Newman University art professor’s work selected for 45th Annual Smoky Hill Art Competition

Mar 27, 2014

Newman University Assistant Professor of Art and Graphic Design Pamela Pancake, M.F.A. has had two of her works selected for the Hays Arts Council 45th Annual Smoky Hill Arts Exhibition. Pancake’s work will be on display from April 25 through June 7 at the Hays Arts Council, 112 E. 11th St. in Hays, Kan. An opening reception will take place from 7 to 9 p.m. on April 25.

The Smoky Hill Art Exhibition is the Hays Arts Council’s annual state-wide, juried fine art competition. At the juror’s discretion, a total of $2,500 in cash prizes will be awarded.

The council received 247 works to be considered for the competition, but selected only 64. The juror for this year’s competition is Sherry Leedy, director and curator of Sherry Leedy Contemporary Art Gallery. She holds an M.F.A. from the University of Kansas and a B.F.A. from the Kansas City Arts Institute.

Making TheBed #2
Making The Bed #2 is one of the works by Pamela Pancake from My Mother’s Apron that will be appear in the Smoky Hill Arts Exhibition.

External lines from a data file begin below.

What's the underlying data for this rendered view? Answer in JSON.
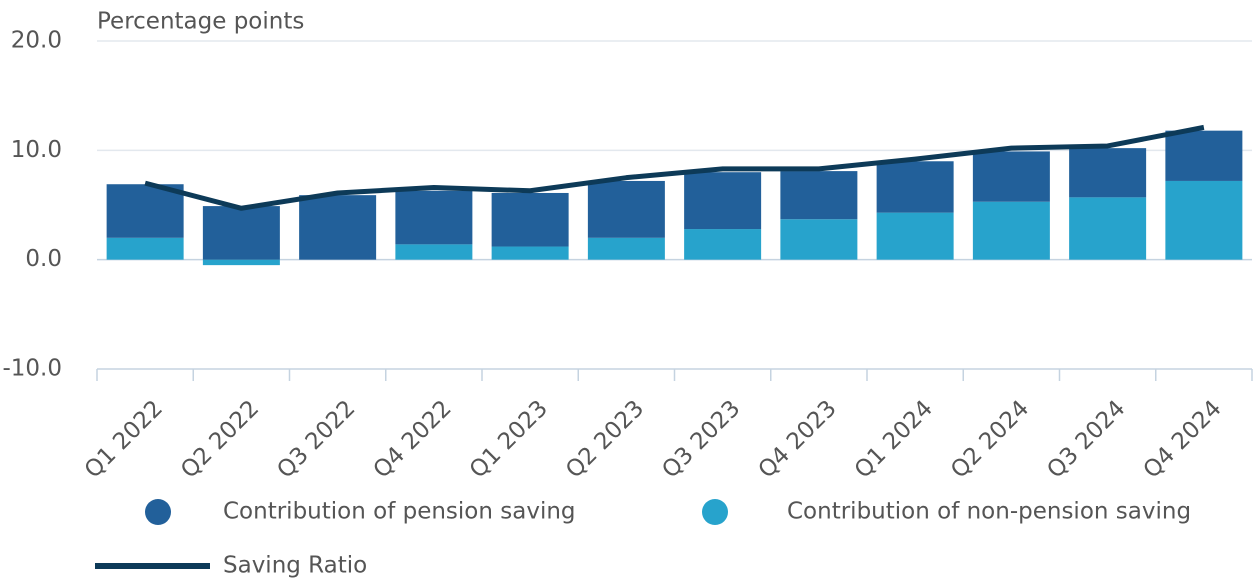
{
  "chart_data": {
    "type": "bar",
    "subtitle": "Percentage points",
    "categories": [
      "Q1 2022",
      "Q2 2022",
      "Q3 2022",
      "Q4 2022",
      "Q1 2023",
      "Q2 2023",
      "Q3 2023",
      "Q4 2023",
      "Q1 2024",
      "Q2 2024",
      "Q3 2024",
      "Q4 2024"
    ],
    "series": [
      {
        "name": "Contribution of non-pension saving",
        "color": "#27a3cc",
        "type": "bar",
        "values": [
          2.0,
          -0.5,
          0.0,
          1.4,
          1.2,
          2.0,
          2.8,
          3.7,
          4.3,
          5.3,
          5.7,
          7.2
        ]
      },
      {
        "name": "Contribution of pension saving",
        "color": "#22609a",
        "type": "bar",
        "values": [
          4.9,
          4.9,
          5.9,
          4.9,
          4.9,
          5.2,
          5.2,
          4.4,
          4.7,
          4.6,
          4.5,
          4.6
        ]
      },
      {
        "name": "Saving Ratio",
        "color": "#0d3a58",
        "type": "line",
        "values": [
          7.0,
          4.7,
          6.1,
          6.6,
          6.3,
          7.5,
          8.3,
          8.3,
          9.2,
          10.2,
          10.4,
          12.1
        ]
      }
    ],
    "ylim": [
      -10,
      20
    ],
    "yticks": [
      {
        "value": -10,
        "label": "-10.0"
      },
      {
        "value": 0,
        "label": "0.0"
      },
      {
        "value": 10,
        "label": "10.0"
      },
      {
        "value": 20,
        "label": "20.0"
      }
    ],
    "grid": true
  }
}
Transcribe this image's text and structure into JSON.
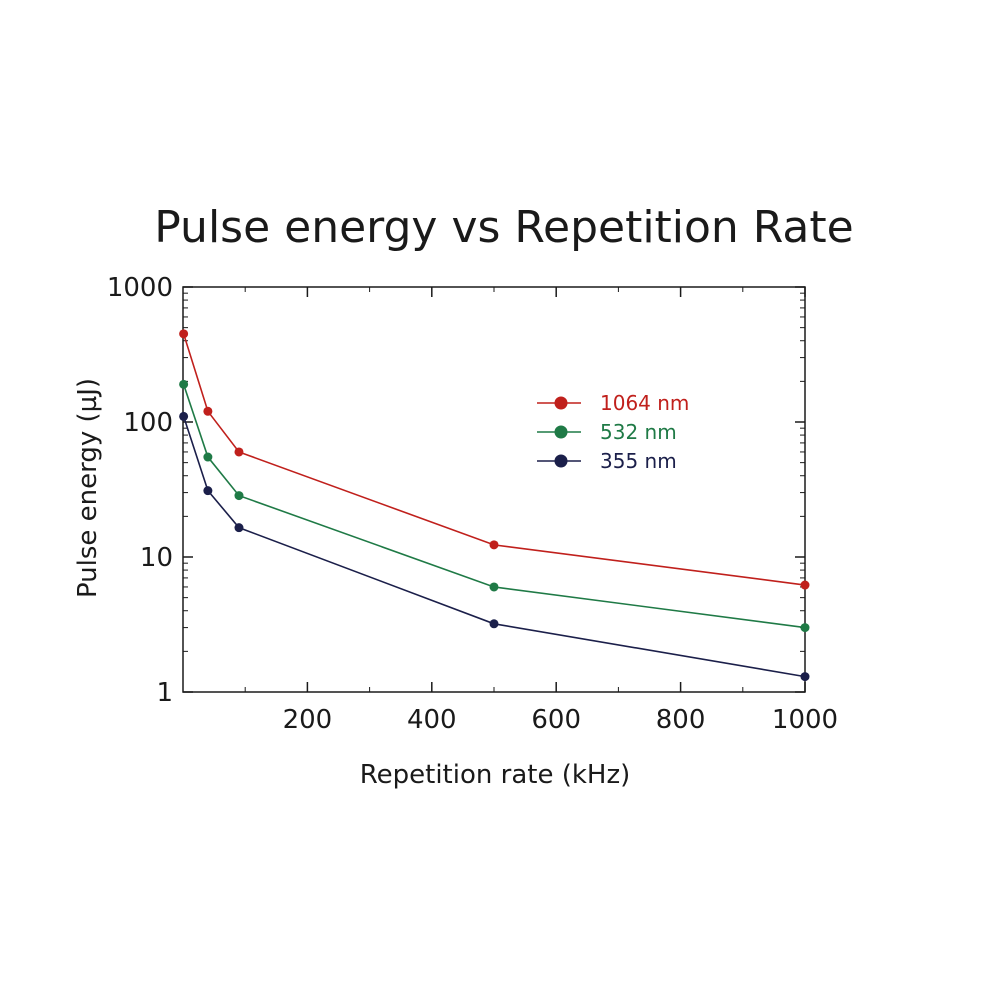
{
  "chart_data": {
    "type": "line",
    "title": "Pulse energy vs Repetition Rate",
    "xlabel": "Repetition rate (kHz)",
    "ylabel": "Pulse energy (µJ)",
    "xlim": [
      0,
      1000
    ],
    "ylim": [
      1,
      1000
    ],
    "yscale": "log",
    "x_ticks": [
      "200",
      "400",
      "600",
      "800",
      "1000"
    ],
    "x_tick_values": [
      200,
      400,
      600,
      800,
      1000
    ],
    "y_ticks": [
      "1",
      "10",
      "100",
      "1000"
    ],
    "y_tick_values": [
      1,
      10,
      100,
      1000
    ],
    "grid": false,
    "legend_position": "upper-right",
    "x": [
      1,
      40,
      90,
      500,
      1000
    ],
    "series": [
      {
        "name": "1064 nm",
        "color": "#c0201c",
        "values": [
          450,
          120,
          60,
          12.3,
          6.2
        ]
      },
      {
        "name": "532 nm",
        "color": "#1f7a46",
        "values": [
          190,
          55,
          28.5,
          6.0,
          3.0
        ]
      },
      {
        "name": "355 nm",
        "color": "#1b1f4a",
        "values": [
          110,
          31,
          16.5,
          3.2,
          1.3
        ]
      }
    ]
  }
}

Pancake’s works are two illustrations from her book for children, My Mother’s Apron. She is still working on the book with a former student Alyson Baggett. Baggett is now a graphic designer and fine artist in Emporia. She takes the collage art created by Pancake and recreates each scene in watercolor.

My Mother’s Apron is an art-related picture book for young children that focuses on the automatism, spontaneity and gestures of active art making,” Pancake said. “In the story, the young character, Alex, utilizes action to create expressionistic, abstracted art in her home.”

In the book, Alex uses the power of her imagination to transform ordinary objects into scenes that resemble well-known works of art by abstract artists. It might be by accident, chance, or careful planning, but through cleaning and organizing the space around her, meaning is created and art emerges.

Setting The Table #2
Setting The Table #2 by Pamela Pancake was also selected for the Smoky Hill Arts Exhibition.

“The child is the tool; her home, the canvas; her acts of cleaning the method for making art,” Pancake said.

Rothko, Kandinsky, Miro, Klee, Appel, Gorky, Oldenburg, Corneille, and Dubuffet are all artists inspiring Alex’s work.

“The book focuses on the exploration, self-discovery and expressionistic approach that Alex develops as she works, while concurrently exploring her process of being and becoming through doing,” Pancake said.

The goal in each scene of My Mother’s Apron is to show that art and life co-exist through the character’s involvement with the things and people in her environment, Pancake said.